Why Not NoSQL (e.g., MongoDB)?

• NoSQL databases like MongoDB excel at:
  • Handling very large-scale, unstructured, or semi-structured data
  • Horizontal scalability (adding more machines to handle more data)
• But in this case:
  • The system does not need massive horizontal scaling — traffic and data volume are predictable and moderate.
  • NoSQL databases typically sacrifice strong consistency for performance or scalability (CAP theorem). This increases the risk of eventual inconsistencies like double bookings or outdated reservation states, which are unacceptable for this use case.

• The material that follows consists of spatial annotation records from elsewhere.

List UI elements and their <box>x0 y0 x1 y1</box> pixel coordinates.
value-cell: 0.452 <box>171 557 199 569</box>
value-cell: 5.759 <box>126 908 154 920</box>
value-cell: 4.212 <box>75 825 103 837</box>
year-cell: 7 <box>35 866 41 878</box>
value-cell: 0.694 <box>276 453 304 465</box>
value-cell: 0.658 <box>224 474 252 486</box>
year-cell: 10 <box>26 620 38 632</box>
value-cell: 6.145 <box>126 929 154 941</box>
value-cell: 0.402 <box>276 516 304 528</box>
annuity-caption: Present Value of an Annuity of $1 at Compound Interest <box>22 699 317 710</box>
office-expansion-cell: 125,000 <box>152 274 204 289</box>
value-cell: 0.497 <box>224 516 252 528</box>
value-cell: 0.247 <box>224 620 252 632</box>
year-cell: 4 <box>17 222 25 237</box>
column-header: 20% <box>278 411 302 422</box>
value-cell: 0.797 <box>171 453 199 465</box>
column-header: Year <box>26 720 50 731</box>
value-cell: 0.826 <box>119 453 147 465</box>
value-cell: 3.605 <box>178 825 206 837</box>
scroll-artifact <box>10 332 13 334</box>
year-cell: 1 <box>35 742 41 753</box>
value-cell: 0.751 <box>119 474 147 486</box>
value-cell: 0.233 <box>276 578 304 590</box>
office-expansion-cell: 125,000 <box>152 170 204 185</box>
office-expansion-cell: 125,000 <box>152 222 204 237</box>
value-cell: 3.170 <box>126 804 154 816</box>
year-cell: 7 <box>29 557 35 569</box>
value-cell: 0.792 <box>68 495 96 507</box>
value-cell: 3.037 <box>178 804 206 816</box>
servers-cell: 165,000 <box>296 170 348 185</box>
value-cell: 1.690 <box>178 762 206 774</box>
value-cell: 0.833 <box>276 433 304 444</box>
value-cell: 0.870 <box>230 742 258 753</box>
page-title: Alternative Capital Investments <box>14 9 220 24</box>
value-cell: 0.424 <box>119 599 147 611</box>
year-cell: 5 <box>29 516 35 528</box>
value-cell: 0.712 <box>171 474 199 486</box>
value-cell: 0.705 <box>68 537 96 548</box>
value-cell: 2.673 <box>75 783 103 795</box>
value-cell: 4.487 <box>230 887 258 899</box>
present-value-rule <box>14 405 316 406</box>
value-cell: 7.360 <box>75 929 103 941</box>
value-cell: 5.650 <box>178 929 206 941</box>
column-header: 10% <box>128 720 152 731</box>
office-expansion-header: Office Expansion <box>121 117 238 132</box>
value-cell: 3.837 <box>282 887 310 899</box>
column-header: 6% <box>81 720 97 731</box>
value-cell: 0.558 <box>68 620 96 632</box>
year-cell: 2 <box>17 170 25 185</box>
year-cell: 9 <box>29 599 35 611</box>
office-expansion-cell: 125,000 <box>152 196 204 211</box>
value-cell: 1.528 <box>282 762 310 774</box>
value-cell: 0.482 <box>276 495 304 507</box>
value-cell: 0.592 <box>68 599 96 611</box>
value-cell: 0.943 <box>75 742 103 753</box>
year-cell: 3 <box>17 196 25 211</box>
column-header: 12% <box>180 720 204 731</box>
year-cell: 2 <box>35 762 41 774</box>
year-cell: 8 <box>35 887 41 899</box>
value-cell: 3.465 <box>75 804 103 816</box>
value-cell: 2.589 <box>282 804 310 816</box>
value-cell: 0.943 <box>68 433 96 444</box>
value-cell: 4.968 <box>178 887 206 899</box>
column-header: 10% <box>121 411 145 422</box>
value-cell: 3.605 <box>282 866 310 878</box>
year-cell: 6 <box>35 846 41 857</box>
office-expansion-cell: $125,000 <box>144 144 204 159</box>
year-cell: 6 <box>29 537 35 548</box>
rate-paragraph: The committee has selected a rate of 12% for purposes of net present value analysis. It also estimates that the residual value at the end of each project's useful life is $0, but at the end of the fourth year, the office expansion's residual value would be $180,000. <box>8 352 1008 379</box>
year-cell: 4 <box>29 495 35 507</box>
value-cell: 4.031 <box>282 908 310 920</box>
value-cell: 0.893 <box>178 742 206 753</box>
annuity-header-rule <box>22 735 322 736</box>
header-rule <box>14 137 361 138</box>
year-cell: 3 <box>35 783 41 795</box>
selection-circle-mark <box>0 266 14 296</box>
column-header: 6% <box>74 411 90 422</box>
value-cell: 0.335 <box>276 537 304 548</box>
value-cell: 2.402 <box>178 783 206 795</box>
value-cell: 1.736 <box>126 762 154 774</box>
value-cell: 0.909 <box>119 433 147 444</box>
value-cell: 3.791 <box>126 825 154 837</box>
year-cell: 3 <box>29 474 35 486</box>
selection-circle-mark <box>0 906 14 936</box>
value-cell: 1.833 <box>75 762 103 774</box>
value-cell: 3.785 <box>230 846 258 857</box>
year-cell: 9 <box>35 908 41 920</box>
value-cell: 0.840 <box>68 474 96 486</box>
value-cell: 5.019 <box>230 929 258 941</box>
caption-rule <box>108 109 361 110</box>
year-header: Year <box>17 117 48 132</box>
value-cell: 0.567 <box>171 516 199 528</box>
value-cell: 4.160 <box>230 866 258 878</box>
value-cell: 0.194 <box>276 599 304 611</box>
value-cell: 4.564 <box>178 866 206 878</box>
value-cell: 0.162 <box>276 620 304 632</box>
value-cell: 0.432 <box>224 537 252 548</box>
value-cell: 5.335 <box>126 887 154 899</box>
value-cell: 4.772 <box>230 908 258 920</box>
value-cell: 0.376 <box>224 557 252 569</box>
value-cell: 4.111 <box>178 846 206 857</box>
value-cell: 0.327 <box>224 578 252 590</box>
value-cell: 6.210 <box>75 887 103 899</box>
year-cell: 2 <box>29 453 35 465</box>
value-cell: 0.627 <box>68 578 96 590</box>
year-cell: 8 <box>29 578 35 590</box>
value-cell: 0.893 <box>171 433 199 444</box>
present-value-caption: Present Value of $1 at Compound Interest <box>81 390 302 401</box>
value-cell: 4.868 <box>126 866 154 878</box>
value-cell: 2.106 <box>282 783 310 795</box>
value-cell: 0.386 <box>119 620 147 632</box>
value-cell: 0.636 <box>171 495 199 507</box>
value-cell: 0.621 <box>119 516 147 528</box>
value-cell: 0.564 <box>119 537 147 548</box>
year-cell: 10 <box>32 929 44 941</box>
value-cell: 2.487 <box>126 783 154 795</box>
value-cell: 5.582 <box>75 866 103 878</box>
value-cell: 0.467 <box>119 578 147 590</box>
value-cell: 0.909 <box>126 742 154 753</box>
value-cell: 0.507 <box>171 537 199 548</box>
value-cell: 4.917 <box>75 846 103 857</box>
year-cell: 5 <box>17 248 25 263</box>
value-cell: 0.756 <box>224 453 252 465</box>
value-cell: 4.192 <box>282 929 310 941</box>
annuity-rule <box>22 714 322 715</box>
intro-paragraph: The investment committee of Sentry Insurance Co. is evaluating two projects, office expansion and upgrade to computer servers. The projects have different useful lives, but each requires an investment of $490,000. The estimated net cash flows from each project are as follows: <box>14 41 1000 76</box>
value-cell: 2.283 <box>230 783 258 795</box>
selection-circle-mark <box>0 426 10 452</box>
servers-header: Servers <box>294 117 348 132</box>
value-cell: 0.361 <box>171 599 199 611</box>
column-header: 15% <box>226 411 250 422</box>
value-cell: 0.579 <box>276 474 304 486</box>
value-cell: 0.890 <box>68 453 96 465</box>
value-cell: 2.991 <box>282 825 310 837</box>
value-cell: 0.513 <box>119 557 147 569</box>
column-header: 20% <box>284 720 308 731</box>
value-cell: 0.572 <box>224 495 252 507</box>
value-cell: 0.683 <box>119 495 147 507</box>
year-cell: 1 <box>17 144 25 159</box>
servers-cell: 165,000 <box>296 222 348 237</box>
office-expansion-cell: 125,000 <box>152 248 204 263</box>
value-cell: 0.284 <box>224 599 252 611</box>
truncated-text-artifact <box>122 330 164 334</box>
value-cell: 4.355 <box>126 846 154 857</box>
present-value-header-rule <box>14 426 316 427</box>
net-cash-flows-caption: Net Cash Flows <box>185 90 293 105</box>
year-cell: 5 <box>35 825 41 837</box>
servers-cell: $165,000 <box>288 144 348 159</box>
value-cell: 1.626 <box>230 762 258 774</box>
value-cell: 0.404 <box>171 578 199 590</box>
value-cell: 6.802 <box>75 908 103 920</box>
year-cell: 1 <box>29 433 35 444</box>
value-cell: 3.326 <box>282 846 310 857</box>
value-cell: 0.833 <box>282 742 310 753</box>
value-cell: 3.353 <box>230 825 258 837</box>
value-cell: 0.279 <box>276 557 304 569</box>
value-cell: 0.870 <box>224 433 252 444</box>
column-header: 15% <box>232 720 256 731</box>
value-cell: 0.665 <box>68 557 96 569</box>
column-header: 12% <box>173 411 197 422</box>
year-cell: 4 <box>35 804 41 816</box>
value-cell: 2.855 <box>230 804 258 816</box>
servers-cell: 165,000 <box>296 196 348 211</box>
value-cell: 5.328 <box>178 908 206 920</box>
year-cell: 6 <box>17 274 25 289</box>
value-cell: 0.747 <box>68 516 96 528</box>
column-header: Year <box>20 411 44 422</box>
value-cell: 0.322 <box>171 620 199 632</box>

Failure scenarios/bottlenecks

1. Description: This can occur due to hardware failures, software bugs, or external service outages.

Prevention:

1. 1. Implement redundant servers and services to ensure the system can handle failures gracefully.
   2. Use monitoring tools to detect issues early, coupled with alerting systems for quick response.
   3. Schedule regular patching, updates, and system health checks.

2. Description: The system could struggle under heavy traffic like in case of concerts, cricket matches, leading to slow performance or downtime.

This would put a burden on the reservation work flow (reserve_spot(), pay()). Transaction Server would be fine, as the number of requests to Transaction Server would be limited by the physical limitation of the parking lots (i.e. how many spots they have).

To prepare for such an event, all the software components must be replicated horizontally to have enough capacity. Rate Limits have to be configured to smooth out extreme level of traffic.

The database tables must be replicated in multiple ways (e.g. a copy within data center, a copy in another data center, a copy in a different region) for fault tolerance and disaster recovery.

• Prevention:
  • Load Balancing: Use load balancers to distribute traffic among multiple servers, preventing any one server from becoming a bottleneck.

Backup and Data Recovery:

• Description: Loss of data due to system crashes, database corruption, or cyber-attacks.
• Strategies:
  • Regular Backups: Schedule frequent backups of databases and critical system state to prevent data loss.
• Geographic Redundancy: Store backups in multiple locations or data centers to safeguard against regional failures.
• Automated Recovery: Implement automated recovery procedures to restore service quickly in case of failure.

Future improvements

• Load Balancer: Distributes incoming traffic across multiple servers, enhancing load management.
• Auto-Scaling Group: Automatically adjusts the number of active servers based on traffic conditions.
• Cache (Redis): Reduces database load and improves response times by caching frequent queries.
• Backup Service: Regularly creates backups of crucial data, stored in geographically redundant locations.
• Monitoring & Alerts: Actively monitors server health and performance metrics, triggering alerts on anomalies.
• Optimizations and availability improvement based on geographic locations would be a good area to invest further. For example, using Global Load Balancer so that clients get routed to the closest data center. Replicating databases between different geographic locations as a back up mechanism in case of a regional disaster.